5. Furthermore, bhi means to frighten (bhī) and kṣu means ability (kṣam). The one who has the power to frighten Māra and his followers [is called bhikṣu]. When the monk goes forth from home (pravrajita), shaves his head, puts on the saffron robe (kāṣāya) and receives the precepts (śīla), Māra is frightened because he thinks: “This man will definitely enter into nirvāṇa in time.” It is as the Buddha said: “The man who shaves his head, puts on the saffron robe (kāṣāya) and resolves (ekacittena) to accept the precepts, will know how gradually to cut the bonds (bandhana) and decrease suffering: he will enter into nirvāṇa.”
Footnotes and references:
Bhinnakleśatvād bhikṣuḥ is a traditional etymology; cf. the commentaries of the Vibhaṅga, p. 328, the Vimānavatthu, p. 29, 214, and the Petavatthu, p. 51; Mahāyutpatti, no. 8753; Kośa, IV, p. 97. – More detailed, the Mahāniddesa, p. 70, which proposes: sattannaṃ dhammānaṃ bhinnattā bhikkhu.

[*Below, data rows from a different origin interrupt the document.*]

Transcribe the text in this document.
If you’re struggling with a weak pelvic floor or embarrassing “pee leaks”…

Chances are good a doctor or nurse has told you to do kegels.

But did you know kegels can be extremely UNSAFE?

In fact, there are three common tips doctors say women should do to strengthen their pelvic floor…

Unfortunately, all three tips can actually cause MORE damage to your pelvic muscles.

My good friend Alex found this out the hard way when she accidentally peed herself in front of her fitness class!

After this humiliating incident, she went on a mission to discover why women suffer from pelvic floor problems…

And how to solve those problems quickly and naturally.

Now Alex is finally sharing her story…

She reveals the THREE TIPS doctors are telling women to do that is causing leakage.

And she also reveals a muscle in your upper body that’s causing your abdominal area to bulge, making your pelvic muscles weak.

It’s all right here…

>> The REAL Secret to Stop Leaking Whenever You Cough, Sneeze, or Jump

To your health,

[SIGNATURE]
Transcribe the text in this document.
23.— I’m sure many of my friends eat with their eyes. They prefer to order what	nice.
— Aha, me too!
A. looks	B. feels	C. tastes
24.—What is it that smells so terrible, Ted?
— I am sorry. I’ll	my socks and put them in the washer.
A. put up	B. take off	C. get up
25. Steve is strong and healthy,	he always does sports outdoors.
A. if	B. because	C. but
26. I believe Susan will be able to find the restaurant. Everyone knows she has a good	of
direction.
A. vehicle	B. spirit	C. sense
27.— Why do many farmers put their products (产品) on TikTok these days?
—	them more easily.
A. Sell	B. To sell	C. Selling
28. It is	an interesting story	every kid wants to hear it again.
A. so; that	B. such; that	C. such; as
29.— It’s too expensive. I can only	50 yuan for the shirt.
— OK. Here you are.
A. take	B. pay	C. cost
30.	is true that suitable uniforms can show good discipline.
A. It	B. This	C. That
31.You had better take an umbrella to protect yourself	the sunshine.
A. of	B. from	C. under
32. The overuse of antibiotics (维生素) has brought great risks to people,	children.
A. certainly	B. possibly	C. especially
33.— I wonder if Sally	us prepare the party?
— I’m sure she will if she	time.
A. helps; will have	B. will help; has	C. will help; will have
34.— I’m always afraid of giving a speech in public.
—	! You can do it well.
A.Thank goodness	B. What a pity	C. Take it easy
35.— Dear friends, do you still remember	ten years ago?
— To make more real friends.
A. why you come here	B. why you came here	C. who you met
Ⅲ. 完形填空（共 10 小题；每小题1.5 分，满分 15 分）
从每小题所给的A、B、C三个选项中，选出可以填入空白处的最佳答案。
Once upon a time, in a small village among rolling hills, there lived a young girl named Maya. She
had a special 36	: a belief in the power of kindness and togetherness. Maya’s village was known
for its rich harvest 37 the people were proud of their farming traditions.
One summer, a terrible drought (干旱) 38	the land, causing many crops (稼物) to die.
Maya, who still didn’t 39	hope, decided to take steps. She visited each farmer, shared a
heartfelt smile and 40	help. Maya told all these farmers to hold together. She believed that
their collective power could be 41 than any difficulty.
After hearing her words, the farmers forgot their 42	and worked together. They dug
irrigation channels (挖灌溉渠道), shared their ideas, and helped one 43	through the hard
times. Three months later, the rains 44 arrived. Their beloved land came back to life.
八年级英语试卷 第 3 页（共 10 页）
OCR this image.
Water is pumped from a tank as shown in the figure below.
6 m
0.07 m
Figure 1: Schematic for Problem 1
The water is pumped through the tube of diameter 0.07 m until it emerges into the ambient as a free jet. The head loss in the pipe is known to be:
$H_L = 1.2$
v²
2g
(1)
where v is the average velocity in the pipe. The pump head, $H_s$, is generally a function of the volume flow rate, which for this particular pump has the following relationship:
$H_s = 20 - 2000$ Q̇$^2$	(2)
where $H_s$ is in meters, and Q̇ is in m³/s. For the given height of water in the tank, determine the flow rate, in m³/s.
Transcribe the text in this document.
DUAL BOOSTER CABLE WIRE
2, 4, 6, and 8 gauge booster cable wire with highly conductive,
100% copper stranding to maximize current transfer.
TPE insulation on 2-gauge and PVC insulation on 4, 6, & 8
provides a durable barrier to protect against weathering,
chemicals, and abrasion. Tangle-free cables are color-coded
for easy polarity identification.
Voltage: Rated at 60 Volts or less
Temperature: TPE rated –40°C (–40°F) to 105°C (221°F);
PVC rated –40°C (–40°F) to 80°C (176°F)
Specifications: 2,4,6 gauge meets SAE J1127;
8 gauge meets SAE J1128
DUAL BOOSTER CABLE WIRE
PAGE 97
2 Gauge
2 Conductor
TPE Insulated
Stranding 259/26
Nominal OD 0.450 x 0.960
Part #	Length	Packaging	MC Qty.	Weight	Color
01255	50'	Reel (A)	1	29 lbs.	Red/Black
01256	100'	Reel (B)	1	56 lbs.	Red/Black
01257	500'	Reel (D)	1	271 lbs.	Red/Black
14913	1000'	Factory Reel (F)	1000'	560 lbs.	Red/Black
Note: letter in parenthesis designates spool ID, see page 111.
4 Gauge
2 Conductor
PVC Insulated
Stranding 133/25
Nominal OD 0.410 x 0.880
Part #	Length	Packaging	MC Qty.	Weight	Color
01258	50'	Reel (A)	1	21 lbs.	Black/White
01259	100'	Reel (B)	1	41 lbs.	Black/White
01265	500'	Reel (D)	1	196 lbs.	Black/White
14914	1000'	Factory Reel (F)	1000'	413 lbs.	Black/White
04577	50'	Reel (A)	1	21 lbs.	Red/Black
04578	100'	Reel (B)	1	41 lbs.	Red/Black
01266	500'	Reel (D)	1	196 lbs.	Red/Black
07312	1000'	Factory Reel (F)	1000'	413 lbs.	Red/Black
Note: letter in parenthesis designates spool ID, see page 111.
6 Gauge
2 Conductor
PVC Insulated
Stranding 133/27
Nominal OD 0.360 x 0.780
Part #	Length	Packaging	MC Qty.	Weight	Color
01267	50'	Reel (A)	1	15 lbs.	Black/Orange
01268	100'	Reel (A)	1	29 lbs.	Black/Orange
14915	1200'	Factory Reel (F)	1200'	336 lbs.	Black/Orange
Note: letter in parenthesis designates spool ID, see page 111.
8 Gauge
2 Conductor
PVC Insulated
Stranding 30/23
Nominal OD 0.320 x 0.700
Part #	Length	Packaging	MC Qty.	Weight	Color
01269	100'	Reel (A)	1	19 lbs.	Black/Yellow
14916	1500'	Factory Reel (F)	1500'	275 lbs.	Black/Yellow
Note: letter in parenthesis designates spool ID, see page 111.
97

This is the monk who has received the usual ordination by the fourfold action of public declaration (jñapticaturthakakarmaṇopasaṃpanno bhikṣuḥ). Cf. Che song liu, T 1435, k. 1, p. 2b9 ( = Mahāvyutpatti, no. 8754). – The ñatticatutthakamma is described in the Vinaya, I, p. 56, 317 sq.; II, p. 89; III, p. 156; IV, p. 152.